Kurzum: Ich kann meinen Vorgesetzten gut einschätzen; trotzdem fühle ich mich in einer Zwickmühle und alle Gedanken die ich dazu habe sind vorsichtig gesagt, ziemlich straigt forward. Also behalte ich diese erst mal für mich.

VG und lieben Dank.
 

Chichiri

Aktives Mitglied
Wie wäre es, wenn du für dich notierst, welche Aufgaben in welchem Umfang reinkommen und wie viel Zeit du für die Aufgaben brauchst? Dann könntest du das Arbeitsvolumen beim nächsten Gespräch aufzeigen. Ich kenn jetzt eure Strukturen in der Abteilung nicht, aber es kann sein, dass dein Chef gar nicht alles von deinen Aufgaben mitbekommt - besonders dann, wenn die Kolleginnen und Kollegen direkt zu dir kommen.

Vielleicht hilft auch alle zwei Wochen ein Jour Fixe mit deinem Chef. Wenn du mit dem Aufgabenvolumen nicht mehr hinterherkommst, dann ist es auch seine Aufgabe für dich zu priorisieren.
 
G

Gelöscht

Gast
Wie ich das verstanden habe, müsste der Chef eigentlich noch einen Assistenten neben dir einstellen, weil die Aufgaben oder das Volumen seit deiner Einstellung stark gewachsen ist.

Im Moment kannst du das nur handhaben, indem du Aufgaben liegen lässt, die nicht so wichtig sind.

Schreib doch mal für dich einen Tagesablauf auf. Wieviele Anfragen usw. kamen denn, wieviel Post musstest du erledigen, was musste liegen bleiben. Und war das schon immer so?

Eure Gespräche finde ich völlig unsinnig, wenn der Chef ueberhaupt nicht auf dich eingeht, wie bisher. Dann könnt ihr euch die auch sparen.

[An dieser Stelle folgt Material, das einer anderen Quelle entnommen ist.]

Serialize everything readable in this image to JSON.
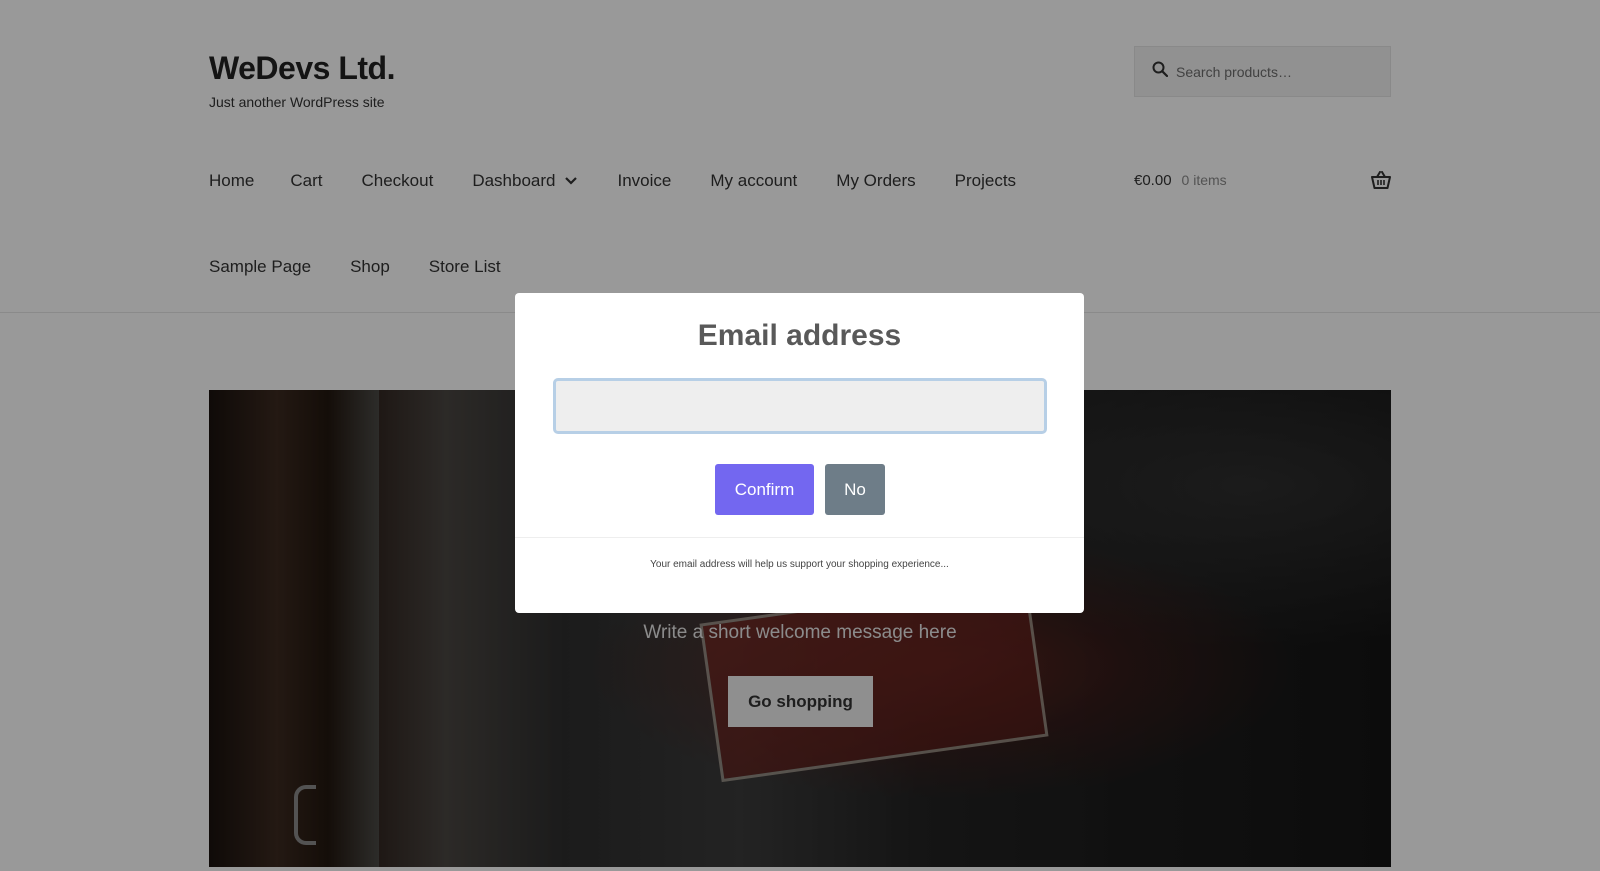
{
  "site": {
    "title": "WeDevs Ltd.",
    "tagline": "Just another WordPress site"
  },
  "search": {
    "placeholder": "Search products…",
    "icon": "search-icon"
  },
  "nav": {
    "row1": [
      "Home",
      "Cart",
      "Checkout",
      "Dashboard",
      "Invoice",
      "My account",
      "My Orders",
      "Projects"
    ],
    "row2": [
      "Sample Page",
      "Shop",
      "Store List"
    ],
    "dropdown_icon": "chevron-down-icon"
  },
  "cart": {
    "amount": "€0.00",
    "count": "0 items",
    "icon": "basket-icon"
  },
  "hero": {
    "message": "Write a short welcome message here",
    "button": "Go shopping"
  },
  "modal": {
    "title": "Email address",
    "input_value": "",
    "confirm_label": "Confirm",
    "no_label": "No",
    "footer_text": "Your email address will help us support your shopping experience...",
    "confirm_color": "#7367f0",
    "no_color": "#6e7d88"
  }
}
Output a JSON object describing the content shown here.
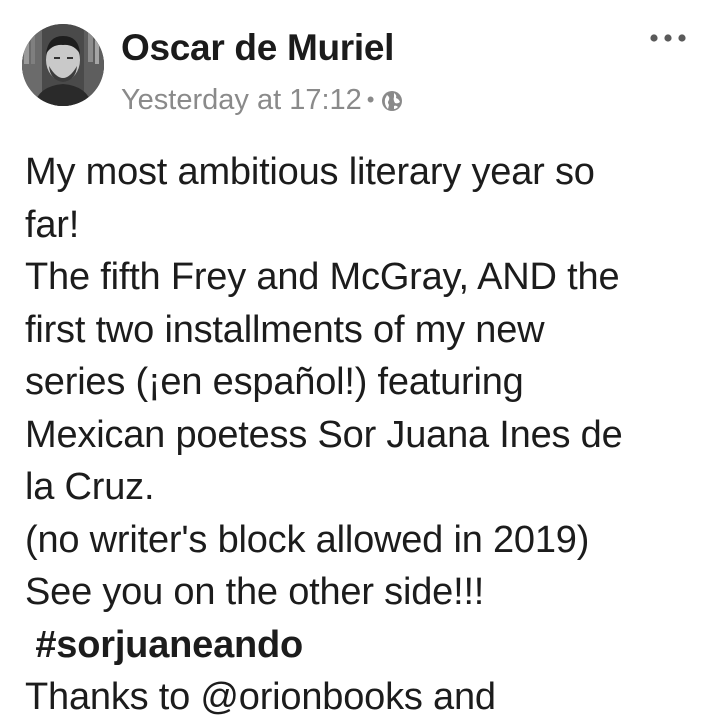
{
  "post": {
    "author": "Oscar de Muriel",
    "timestamp": "Yesterday at 17:12",
    "separator": "•",
    "privacy_icon": "globe-icon",
    "more_icon": "more-dots-icon",
    "body_lines": [
      "My most ambitious literary year so",
      "far!",
      "The fifth Frey and McGray, AND the",
      "first two installments of my new",
      "series (¡en español!) featuring",
      "Mexican poetess Sor Juana Ines de",
      "la Cruz.",
      "(no writer's block allowed in 2019)",
      "See you on the other side!!!"
    ],
    "hashtag": "#sorjuaneando",
    "last_line": "Thanks to @orionbooks and"
  },
  "colors": {
    "text": "#1c1c1c",
    "meta": "#8a8a8a",
    "background": "#ffffff"
  }
}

Entweder er stellt noch jemanden ein oder er akzeptiert, dass du Sachen gewichtest und die dann nicht gleich erledigt werden.

Die letzte Möglichkeit wäre, du suchst dir einen anderen Job, bevor du ständig Vorwürfe hörst, du würdest ihn nicht richtig machen, solltest dich bei den Kollegen entschuldigen, nur weil der Chef nicht sieht, dass eine Person die Aufgaben einfach nicht bewältigen kann.